The school, which has about 1,400 students, had entered lockdown in February when reports of popping noises raised fears of gunfire. On Friday, there was confusion over whether to evacuate or shelter in place.
“February I had a plan if somebody was coming because we were in a classroom; we knew there could have been an active shooter so we could make a plan of if they do come into the room, what to do. Today, there was no plan at all,” Wardrup said.
“Today my only thought was run. I thought about turning around and going to help. At times I do feel bad for that, for not turning round and going to help but I don’t know how much I could have done.”
Greg Abbott, the Texas governor, told reporters Pagourtzis had no criminal history and there had been no clear red flags. He said the suspect planned to kill himself but “didn’t have the courage” and that the weapons appeared to be legally owned by the gunman’s father.
Authorities searched an address linked to the suspect and said they found explosive devices on the campus and in at least one other location.
Pagourtzis posted a photograph of a T-shirt with the slogan “Born to Kill” on his Facebook page last month and had a trench coat decorated with pins of military symbols, including one associated with Nazis. According to an affidavit, he admitted to police he carried out the murders and said “he did not shoot students he did like so he could have his story told”.Pagourtzis played on the defensive line for the junior varsity football team, where Wardrup was one of his team-mates. “I would never have expected it to be him,” he said. “When I heard that the name was Dimitrios I was trying to find a different one because he was one of our football players. He was always after school working hard, he was always there, you’d always see him.”Wardrup said Pagourtzis was quiet with an even temperament, fitted in with the rest of the team and did not stand out, despite his habit of wearing the trenchcoat whatever the weather.

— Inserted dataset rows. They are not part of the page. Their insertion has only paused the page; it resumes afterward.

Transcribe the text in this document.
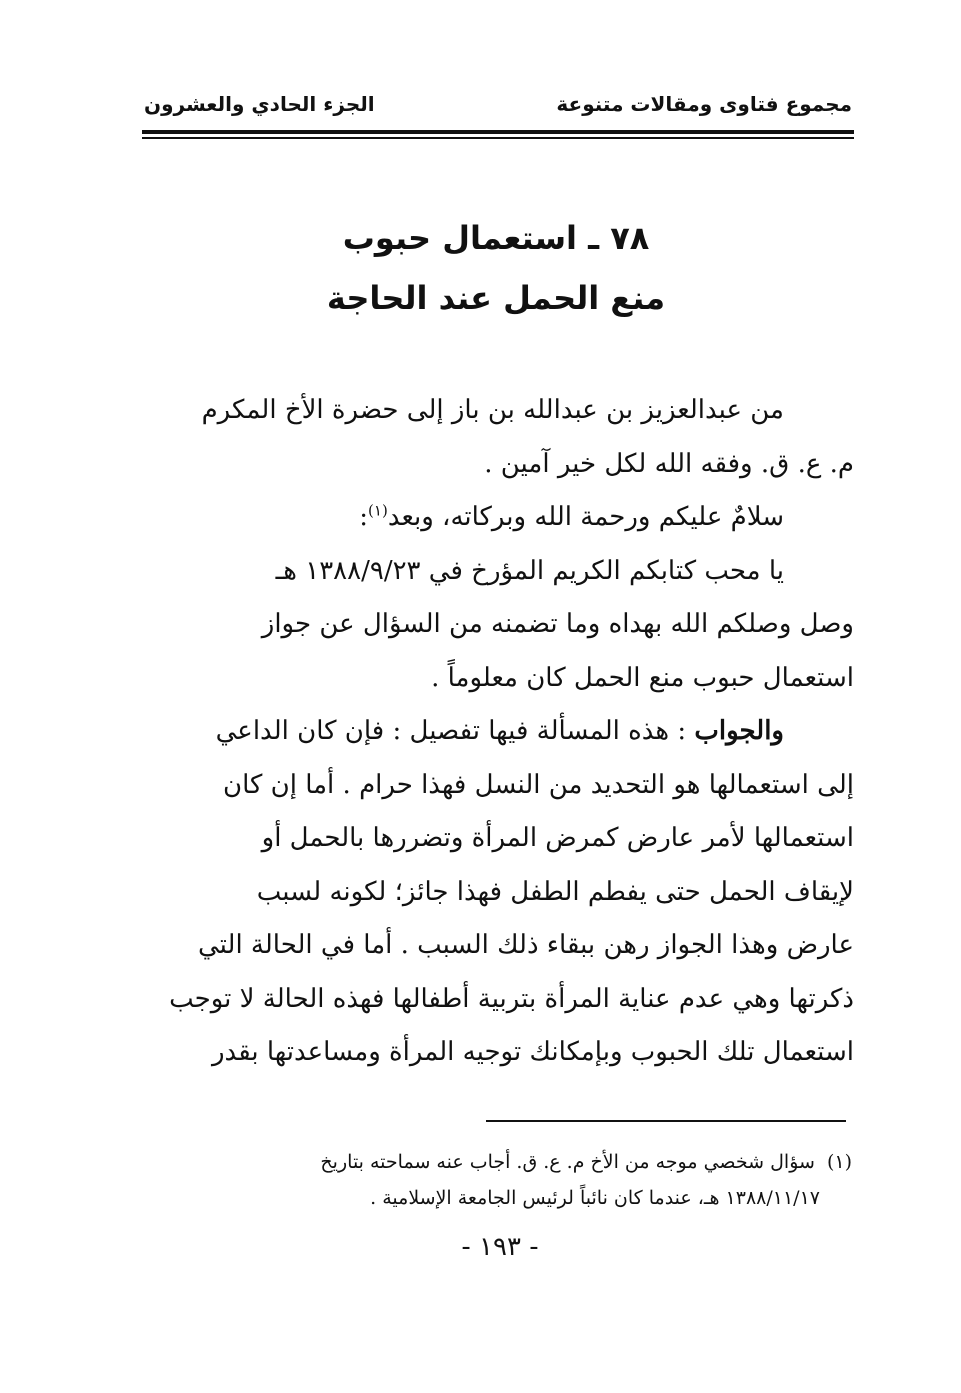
مجموع فتاوى ومقالات متنوعة
الجزء الحادي والعشرون
٧٨ ـ استعمال حبوب
منع الحمل عند الحاجة

من عبدالعزيز بن عبدالله بن باز إلى حضرة الأخ المكرم
م. ع. ق. وفقه الله لكل خير آمين .

سلامٌ عليكم ورحمة الله وبركاته، وبعد$^{(١)}$:

يا محب كتابكم الكريم المؤرخ في ١٣٨٨/٩/٢٣ هـ
وصل وصلكم الله بهداه وما تضمنه من السؤال عن جواز
استعمال حبوب منع الحمل كان معلوماً .

والجواب : هذه المسألة فيها تفصيل : فإن كان الداعي
إلى استعمالها هو التحديد من النسل فهذا حرام . أما إن كان
استعمالها لأمر عارض كمرض المرأة وتضررها بالحمل أو
لإيقاف الحمل حتى يفطم الطفل فهذا جائز؛ لكونه لسبب
عارض وهذا الجواز رهن ببقاء ذلك السبب . أما في الحالة التي
ذكرتها وهي عدم عناية المرأة بتربية أطفالها فهذه الحالة لا توجب
استعمال تلك الحبوب وبإمكانك توجيه المرأة ومساعدتها بقدر

(١)سؤال شخصي موجه من الأخ م. ع. ق. أجاب عنه سماحته بتاريخ
١٣٨٨/١١/١٧ هـ، عندما كان نائباً لرئيس الجامعة الإسلامية .
- ١٩٣ -
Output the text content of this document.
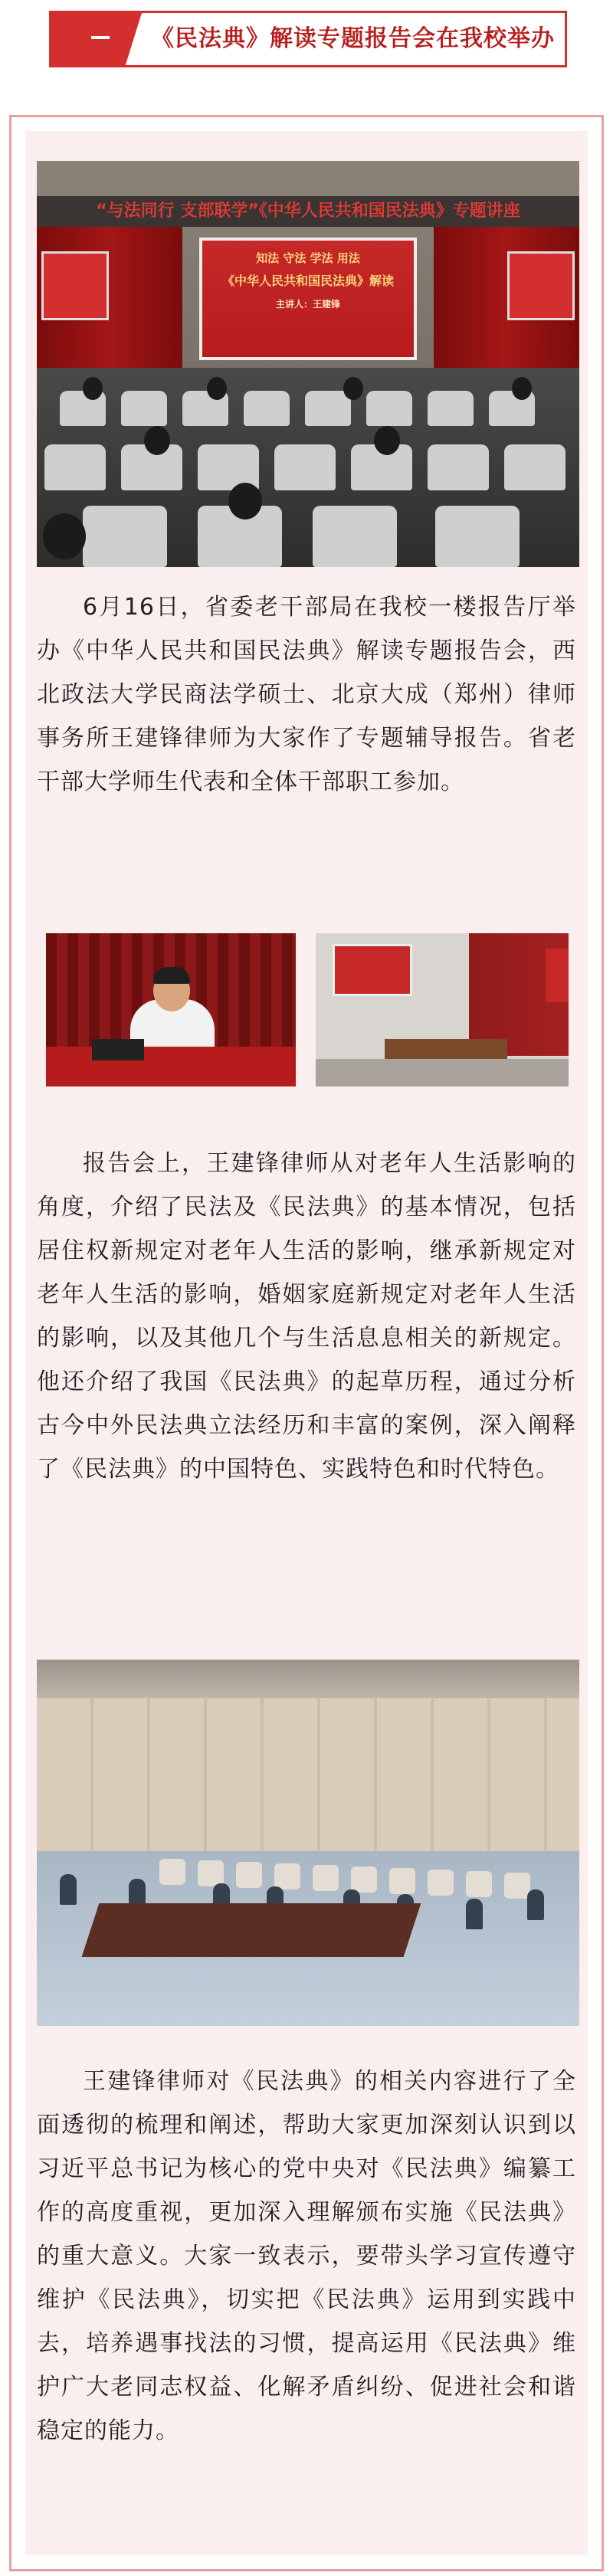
《民法典》解读专题报告会在我校举办
“与法同行 支部联学”《中华人民共和国民法典》专题讲座
知法 守法 学法 用法
《中华人民共和国民法典》解读
主讲人：王建锋
6月16日，省委老干部局在我校一楼报告厅举办《中华人民共和国民法典》解读专题报告会，西北政法大学民商法学硕士、北京大成（郑州）律师事务所王建锋律师为大家作了专题辅导报告。省老干部大学师生代表和全体干部职工参加。
报告会上，王建锋律师从对老年人生活影响的角度，介绍了民法及《民法典》的基本情况，包括居住权新规定对老年人生活的影响，继承新规定对老年人生活的影响，婚姻家庭新规定对老年人生活的影响，以及其他几个与生活息息相关的新规定。他还介绍了我国《民法典》的起草历程，通过分析古今中外民法典立法经历和丰富的案例，深入阐释了《民法典》的中国特色、实践特色和时代特色。
王建锋律师对《民法典》的相关内容进行了全面透彻的梳理和阐述，帮助大家更加深刻认识到以习近平总书记为核心的党中央对《民法典》编纂工作的高度重视，更加深入理解颁布实施《民法典》的重大意义。大家一致表示，要带头学习宣传遵守维护《民法典》，切实把《民法典》运用到实践中去，培养遇事找法的习惯，提高运用《民法典》维护广大老同志权益、化解矛盾纠纷、促进社会和谐稳定的能力。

“He’s been wearing it for years. Never suspected anything of it; it was just something he wore, just his style of fashion,” he said.
Another football player, Kaleb Wisko, said: “He never came across as disturbed or anything like that. He always seemed normal, friendly for the most part. He never showed any signs of being like this at all … he just practiced with us just like any other team-mate would have.”
The 17-year-old said the coat was a topic of conversation among the students. “We talked about it, that it’s kind of different. We figured that it meant something to him and he never came off as weird or anything like that,” he said. “This year it seemed like almost every day he wore the coat to school. So it was a normal thing.
“So to see him in this coat, you wouldn’t think twice that maybe there was a weapon underneath.”